The solution of this problem is based on dynamic programming. dp[mask][v] — the value of the minimum correct concrete cover, if we consider as important elements only elements of the mask mask, and there are additionally covered the vertex v = (i, j) of the field.
There are two types of transfers.
First of all we can, as if to cut coverage on the vertex v. Then you need to go through subpattern of vertex submask, which will go to the left coverage and make an optimizing transfer. Update dp[mask][v] with the value dp[submask][v] + dp[mask ^ submask][v] - cost(v).

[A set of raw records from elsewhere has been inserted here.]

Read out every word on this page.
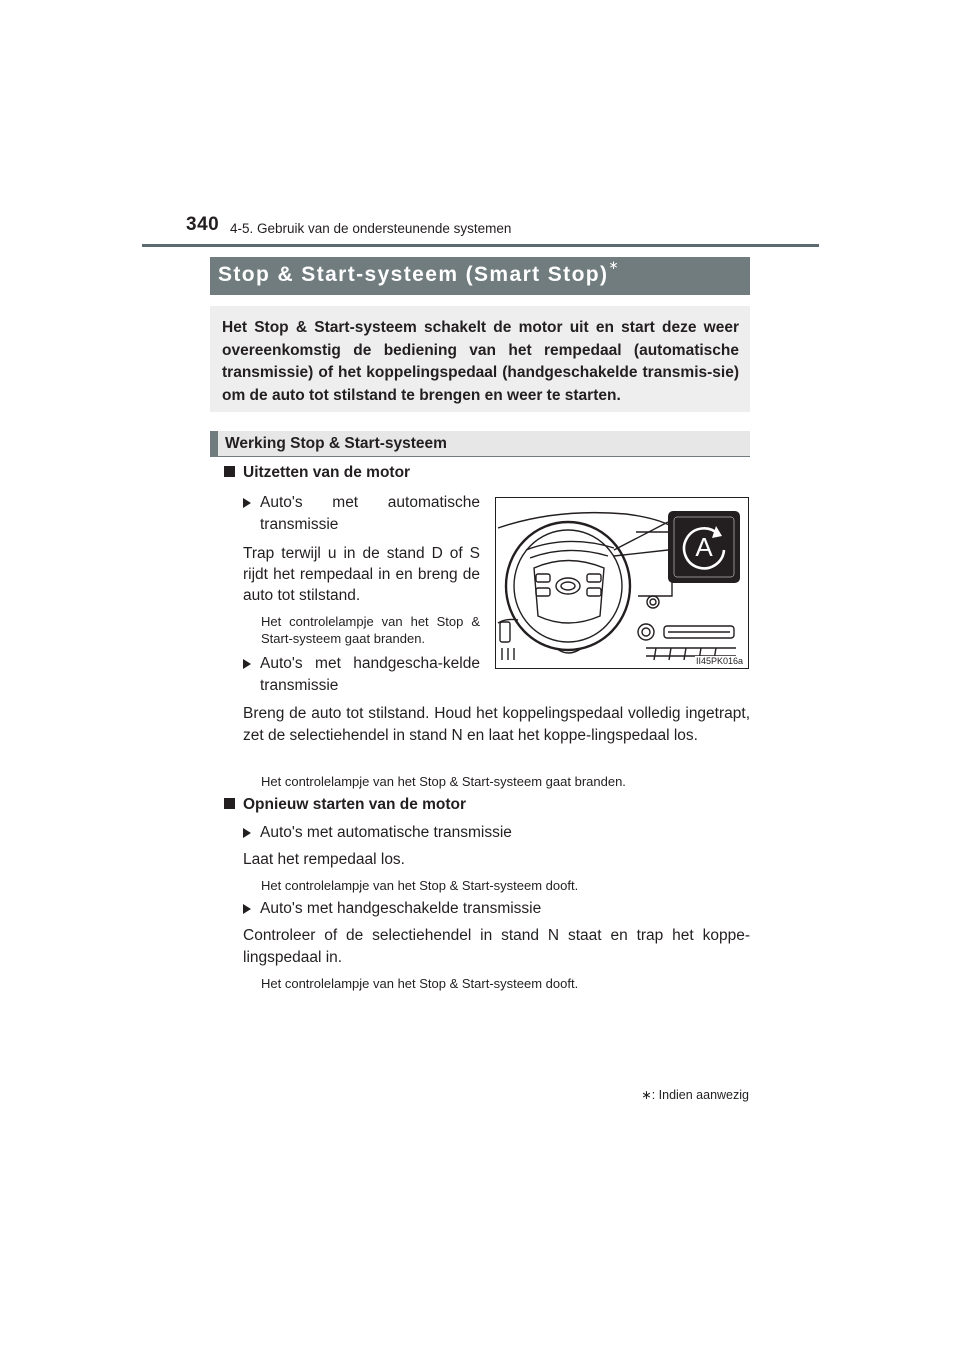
340 4-5. Gebruik van de ondersteunende systemen
Stop & Start-systeem (Smart Stop)∗
Het Stop & Start-systeem schakelt de motor uit en start deze weer overeenkomstig de bediening van het rempedaal (automatische transmissie) of het koppelingspedaal (handgeschakelde transmis-sie) om de auto tot stilstand te brengen en weer te starten.
Werking Stop & Start-systeem
Uitzetten van de motor
Auto's met automatische transmissie
Trap terwijl u in de stand D of S rijdt het rempedaal in en breng de auto tot stilstand.
Het controlelampje van het Stop & Start-systeem gaat branden.
Auto's met handgescha-kelde transmissie
Breng de auto tot stilstand. Houd het koppelingspedaal volledig ingetrapt, zet de selectiehendel in stand N en laat het koppe-lingspedaal los.
Het controlelampje van het Stop & Start-systeem gaat branden.
Opnieuw starten van de motor
Auto's met automatische transmissie
Laat het rempedaal los.
Het controlelampje van het Stop & Start-systeem dooft.
Auto's met handgeschakelde transmissie
Controleer of de selectiehendel in stand N staat en trap het koppe-lingspedaal in.
Het controlelampje van het Stop & Start-systeem dooft.
A
II45PK016a
∗: Indien aanwezig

Second, perhaps in the vertex v in the optimal coverage mask mask, which covers the vertex v, you can not make the cut separating the set of vertices. In this case, this vertex forms something a kind of <>. And there a vertex u exists, on which we can make the cut, with the whole shortest path from a vertex u to v belongs to the optimal coverage. Let's precalculate the shortest paths between all pairs of cells. Now to make this transition, we should count the value of dynamics dp[mask][v] for all vertices v only on the basis of the first transition. Now you can make the second transition. For all u, dp[mask][v], update the value of dp[mask][u] + dist(v, u) - cost(u).
Let's process separately state in which exactly one bit in the mask, and the vertex which corresponding to this bit is equal to v. In this case the answer is equal to cost(v), of course.
Thus, each solution is obtained for the O(min(3k·n·m, 2k·(n·m)2)).